By Jennifer Gomori, MAPE Editor

East Lansing Employees didn’t feel like they were getting their money’s worth from their former Union representation, so after hearing a rave review about Michigan Association of Public Employees (MAPE), they decided to switch representation.

“I didn’t know about MAPE until I was sitting down with Maureen Underhill from Novi (City Workers) who was in a trades association with me,” said Nathan Izydorek, East Lansing Employees Local Union President. “I was talking about changing unions and was asking if we can change. She said, ‘We have been with (MAPE) a while now and I absolutely love everything about them.’ That was pretty much what led us to choose MAPE.” 

East Lansing Employees liked the monthly flat fee MAPE offered compared to Union dues based on a percentage of each Employee’s wages through their former representation, United Auto Workers (UAW). They had been with the UAW since 1999.

“It was about half of what some of us were paying toward the UAW,” Izydorek said. “A lot of the members felt as though the dues were greater than what we were receiving, and there was a lot of feeling that the UAW wasn’t catering to us the way we wanted or needed them to. At the end of the day, we did not consider TPOAM (Technical, Professional, and Officeworkers Association) because of our experience with both (MAPE Legal Counsel) Bryan (Davis, Jr.) and (former MAPE Labor Relations Specialist) Gary McSweeney and the dues structure.”

The group voted 21-7 to join MAPE, however, the UAW fought the move in court, seeking a hearing with an Administrative Law Judge. “MAPE won the vote in May (2022), but there was a break when the UAW was contesting the Union change in court,” Izydorek said. “That’s why our negotiations were delayed.”

MAPE was certified as the exclusive representative of the approximately 49-member group. They ratified their first MAPE-represented contract Dec. 6, 2022 with 6 percent in raises over two years and a $500 Hazard Payment to each Employee upon ratification. Two additional payscale steps were added for Administrative Secretaries/Associates, allowing them to boost their wages up to 8 percent higher by cross-training for other City positions. Senior Meter Technicians also had two additional payscale steps added, allowing them the opportunity to increase their pay up to 9.8 percent, if they obtain certain licensures.

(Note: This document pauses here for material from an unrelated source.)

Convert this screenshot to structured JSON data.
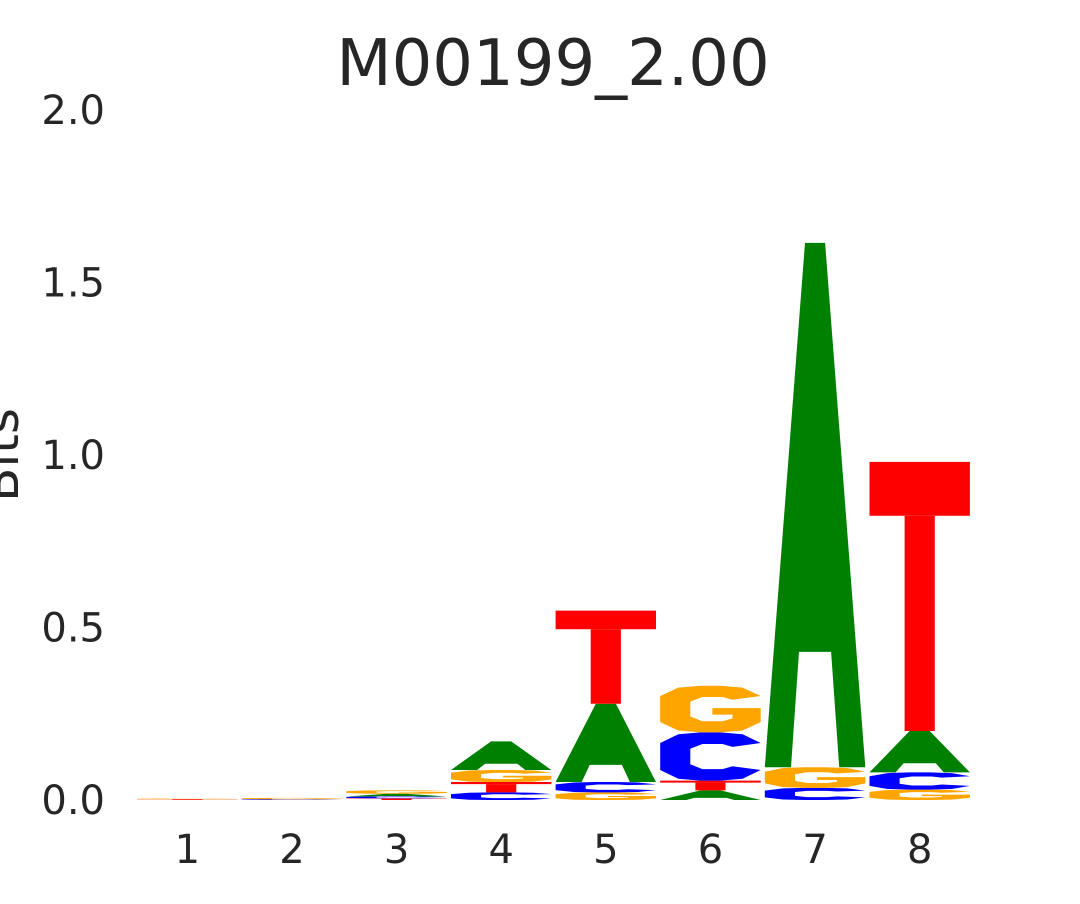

Certification Pay was enhanced by an incentive for new hires. New hires, in specific classifications with certain certifications, are now eligible to receive a $1,000 signing bonus. Existing Employees who obtain licensures and certifications will also receive annual Certification Pay ranging from $125 to $1,000 per certification or license. 

Life insurance was increased to $50,000 per Employee and they received increases in Boot Allowance and Uniform Allowance, plus the addition of a Jacket Allowance.  

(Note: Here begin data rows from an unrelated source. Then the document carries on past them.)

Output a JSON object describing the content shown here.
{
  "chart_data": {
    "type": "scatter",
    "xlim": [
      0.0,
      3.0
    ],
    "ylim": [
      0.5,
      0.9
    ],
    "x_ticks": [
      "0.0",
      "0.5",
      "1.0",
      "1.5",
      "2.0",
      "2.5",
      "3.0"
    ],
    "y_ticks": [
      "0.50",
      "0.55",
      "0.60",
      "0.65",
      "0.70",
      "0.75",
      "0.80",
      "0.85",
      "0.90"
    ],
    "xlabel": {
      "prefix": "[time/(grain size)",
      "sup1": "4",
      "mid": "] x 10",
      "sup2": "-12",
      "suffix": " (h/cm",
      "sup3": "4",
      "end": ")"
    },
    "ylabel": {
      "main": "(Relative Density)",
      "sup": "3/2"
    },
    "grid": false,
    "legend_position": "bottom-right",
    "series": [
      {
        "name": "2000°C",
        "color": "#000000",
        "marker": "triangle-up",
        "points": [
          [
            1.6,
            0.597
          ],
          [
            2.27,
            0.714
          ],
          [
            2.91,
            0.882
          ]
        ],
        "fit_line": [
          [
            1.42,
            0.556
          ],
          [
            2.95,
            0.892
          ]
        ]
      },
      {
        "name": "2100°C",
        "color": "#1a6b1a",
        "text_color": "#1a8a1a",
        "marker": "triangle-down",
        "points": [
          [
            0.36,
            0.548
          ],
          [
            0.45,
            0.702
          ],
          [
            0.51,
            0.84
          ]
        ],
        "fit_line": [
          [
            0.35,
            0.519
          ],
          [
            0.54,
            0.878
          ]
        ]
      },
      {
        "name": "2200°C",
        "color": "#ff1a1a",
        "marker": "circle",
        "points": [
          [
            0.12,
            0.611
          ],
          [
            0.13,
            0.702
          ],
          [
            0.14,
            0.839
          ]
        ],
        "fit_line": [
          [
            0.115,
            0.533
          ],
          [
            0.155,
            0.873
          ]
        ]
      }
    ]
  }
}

“The high points of the contract are definitely the increases we were able to get for select classifications, changes to the Uniform Allowance and the Boot Allowance, and cleaning up a lot of the language,” Izydorek said. “One thing that I never really liked about the contract is a lot of the language hadn’t been updated or changed as far as being a proof compared to a final draft, where we could make it a little more readable. There were definitely issues in certain sections that needed to be cleared up. It was confusing. The City would say that was not the intent of the language. It should be what it says, not what was implied.”

As a newer Local Union President going through his first negotiations process, Izydorek appreciated having more assistance from MAPE than he was receiving from the group’s former representation.

“The experience has been wonderful. I’m happy to have somebody like MAPE and its representatives on my side to help me through the whole situation,” Izydorek said. “Looking back, a lot of times with the UAW it was lots of ‘Go figure it out on your own.’ As somebody like myself, who was new to being in unions and union leadership, a lot of stuff I had questions about I wasn’t getting feedback or immediate feedback. Gary, who left, and Bryan were very quick to respond to questions I have, and the answers I get are also very well thought out and detailed. They give scenarios of what can happen.”

“It’s been so much more service that we’ve received,” he said. “Then, on top of that, with Bryan’s help, veteran members said our latest contract was the most detailed and most extensive changes we’ve had since almost 25 years ago.”